Wed, Mar 18th 2009, 02:30
Patrick Edwin Moran, Wake Forest University, Platinum Contributor (201)
Guantanamo’s isolation performs several functions: (1) The keepers of the prison can argue that inmates do not have any rights under the Constitution. (2) It is easier to keep outside observers, friends, and family members from visiting. (3) A prison escape would less likely put an Al Qaida member on the loose where American civilians could be endangered.
Attacking another without provocation deservedly incurs a counterattack. Those who initiate an attack on a community can expect that community to take steps to nullify the attack. Those who demonstrate that they are determined and deadly foes ought to expect death and view lifetime imprisonment as an act of mercy. However, “’Vengeance is mine,’ saith the Lord.” The obligation of the state is to deter, and the wisdom of the strategic warrior is to deescalate where possible.
But what is an appropriate response toward the person who lets his/her mind get taken by a charismatic leader. Does the sword of mercy terminate that individual’s life or does it defeat and enlighten in the same process?
What of the innocent people who are mistakenly imprisoned?
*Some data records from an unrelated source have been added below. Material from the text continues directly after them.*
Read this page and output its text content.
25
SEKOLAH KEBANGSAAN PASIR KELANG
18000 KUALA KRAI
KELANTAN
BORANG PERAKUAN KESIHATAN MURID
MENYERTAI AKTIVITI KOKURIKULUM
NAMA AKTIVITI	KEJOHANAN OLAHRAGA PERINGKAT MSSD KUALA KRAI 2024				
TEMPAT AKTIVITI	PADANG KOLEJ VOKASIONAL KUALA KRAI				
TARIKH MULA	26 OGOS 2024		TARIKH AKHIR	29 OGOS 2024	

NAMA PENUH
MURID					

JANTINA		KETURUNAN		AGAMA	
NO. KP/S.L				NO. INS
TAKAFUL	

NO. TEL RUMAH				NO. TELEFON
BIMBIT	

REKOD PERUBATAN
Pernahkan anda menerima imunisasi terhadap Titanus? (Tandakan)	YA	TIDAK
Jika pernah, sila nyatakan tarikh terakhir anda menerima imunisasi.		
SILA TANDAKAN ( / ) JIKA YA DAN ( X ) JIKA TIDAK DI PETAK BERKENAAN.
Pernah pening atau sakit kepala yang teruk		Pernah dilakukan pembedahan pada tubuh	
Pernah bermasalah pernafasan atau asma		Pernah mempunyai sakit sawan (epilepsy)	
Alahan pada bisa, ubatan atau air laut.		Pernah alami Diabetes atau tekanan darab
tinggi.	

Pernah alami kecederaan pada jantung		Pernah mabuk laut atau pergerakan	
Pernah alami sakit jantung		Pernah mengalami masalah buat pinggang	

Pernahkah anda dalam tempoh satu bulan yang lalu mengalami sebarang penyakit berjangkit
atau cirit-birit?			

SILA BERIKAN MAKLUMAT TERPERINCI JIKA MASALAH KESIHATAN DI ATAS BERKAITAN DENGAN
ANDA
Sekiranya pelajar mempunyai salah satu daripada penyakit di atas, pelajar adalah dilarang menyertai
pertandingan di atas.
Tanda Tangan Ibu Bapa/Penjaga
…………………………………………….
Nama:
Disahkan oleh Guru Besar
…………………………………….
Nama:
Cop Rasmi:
Ought such individuals to be imprisoned without term and without any means to question the justice of their penalty?
Guantanamo symbolizes a philosophy of life that does not accept the Universal Declaration of Human Rights, that does not extend the principles upon which the various Constitutions were based to aliens, and that regards personal safety more highly than justice and honor.
We could have the best pre-school in the world on the Guantanamo base, and we could have the vilest prison in the capital of any major country. It is not the place but the abuse and the potential for abuse that we must eliminate.